ДИАЛОГ О ТЯЖЕЛОЙ ПСИХОТРАВМЕ
– Ненавижу отца. Вот как вспомню его лицо, у меня прямо всё сводит от ненависти. Хоть он давно умер, но простить не могу!
– Ого… За что?
– Он давал мне деньги с кислой мордой… Ты только пойми меня правильно, он не говорил типа «куда тебе столько», «зачем тебе это», «почему именно этот бренд»… Давал, сколько я попрошу. Но – с кислой мордой!
– Ну и что? Ведь давал же!
– Тьфу! Как ты не понимаешь?! Лучше бы не давал вовсе! Лучше бы сказал: «Обойдешься!» А он – давал! Но – с кислой мордой!
МЕТАИСТОРИЧЕСКИЙ ДИАЛОГ
Старик, потомок белогвардейца-эмигранта, горько вздохнул:
– От прежней, от нашей России остался только снег…

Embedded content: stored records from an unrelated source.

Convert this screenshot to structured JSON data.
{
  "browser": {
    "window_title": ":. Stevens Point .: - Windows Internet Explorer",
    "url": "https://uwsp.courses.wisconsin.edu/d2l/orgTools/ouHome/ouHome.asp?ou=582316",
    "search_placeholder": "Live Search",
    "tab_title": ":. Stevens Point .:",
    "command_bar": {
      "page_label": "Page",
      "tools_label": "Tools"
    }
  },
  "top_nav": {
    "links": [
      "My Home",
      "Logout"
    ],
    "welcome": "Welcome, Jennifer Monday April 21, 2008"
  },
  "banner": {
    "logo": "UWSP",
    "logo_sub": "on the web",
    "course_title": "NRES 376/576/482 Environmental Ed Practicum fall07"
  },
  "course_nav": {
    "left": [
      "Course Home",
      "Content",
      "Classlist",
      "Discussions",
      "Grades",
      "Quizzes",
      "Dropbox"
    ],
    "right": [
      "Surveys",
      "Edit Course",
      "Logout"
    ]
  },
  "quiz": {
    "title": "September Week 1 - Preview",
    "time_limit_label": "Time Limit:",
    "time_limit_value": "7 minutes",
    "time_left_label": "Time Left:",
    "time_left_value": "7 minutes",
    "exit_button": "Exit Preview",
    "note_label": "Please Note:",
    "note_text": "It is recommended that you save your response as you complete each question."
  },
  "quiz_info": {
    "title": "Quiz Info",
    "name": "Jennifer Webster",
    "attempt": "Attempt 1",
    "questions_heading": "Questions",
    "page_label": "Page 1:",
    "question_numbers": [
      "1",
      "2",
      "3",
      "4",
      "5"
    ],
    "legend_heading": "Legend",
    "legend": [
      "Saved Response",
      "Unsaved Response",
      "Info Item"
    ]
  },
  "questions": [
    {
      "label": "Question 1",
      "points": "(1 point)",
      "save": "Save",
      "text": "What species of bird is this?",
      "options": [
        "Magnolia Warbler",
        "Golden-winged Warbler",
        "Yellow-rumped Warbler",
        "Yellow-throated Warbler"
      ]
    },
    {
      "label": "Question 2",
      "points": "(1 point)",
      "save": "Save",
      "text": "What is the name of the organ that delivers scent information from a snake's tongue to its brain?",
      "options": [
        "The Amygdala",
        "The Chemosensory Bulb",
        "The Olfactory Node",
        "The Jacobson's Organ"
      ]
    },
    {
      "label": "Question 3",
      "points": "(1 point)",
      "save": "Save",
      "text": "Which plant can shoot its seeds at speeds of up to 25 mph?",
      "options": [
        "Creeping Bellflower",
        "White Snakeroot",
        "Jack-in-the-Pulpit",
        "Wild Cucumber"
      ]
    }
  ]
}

– Но зато какой холодный и белый! – приободрил его я.
ГНОСЕОЛОГИЧЕСКИЙ ДИАЛОГ
– Я тебя правильно понял? Или неправильно?
– Без разницы.
– Почему? Я хочу тебя правильно понять, и чтобы ты тоже меня правильно поняла.
– А мне всё равно. Ты меня, я тебя, понял – не понял, правильно – неправильно, какая фигня на самом деле.
ДИАЛОГ О ВЕРХЕ И НИЗЕ
Две дамы обсуждают третью:
– По-моему, она полная идиотка.
– Но зато она такая сексуальная!
– Естественно. Ты когда-нибудь видела, чтоб лифт был одновременно на первом и на десятом этаже?
ЛОГИЧЕСКИЙ ДИАЛОГ
Две женщины беседуют:
– В интернете было: какой-то начальник убил любовницу. Красивая баба. Там фотка была. Правда красивая. Он ее задушил!
– А почему?
– Говорят, жена была против этой связи.
– Где логика? Надо было жену душить.
ИСКРЕННИЙ ДИАЛОГ БРАТЬЕВ– ПИСАТЕЛЕЙ
– Что пишешь, Вася?
– Бестселлер заканчиваю! Уже пятый в этом году.
– Для АСТ? Для ЭСКМО? Или для «Альпины»?
– Фу, какой ты меркантильный. В стол, Петя, в стол!
ДИАЛОГ И МИНУТОЙ ПОЗЖЕ
Два писателя встретились, и один сказал другому, щелкая пальцем по свежему номеру журнала:
– Приятно оказаться с вами под одной обложкой! Прочитал ваш рассказ. Понравилось. Особенно поразила высочайшая степень искренности. Ну и конечно, язык. Настоящий, реальный, крепкий. Народный!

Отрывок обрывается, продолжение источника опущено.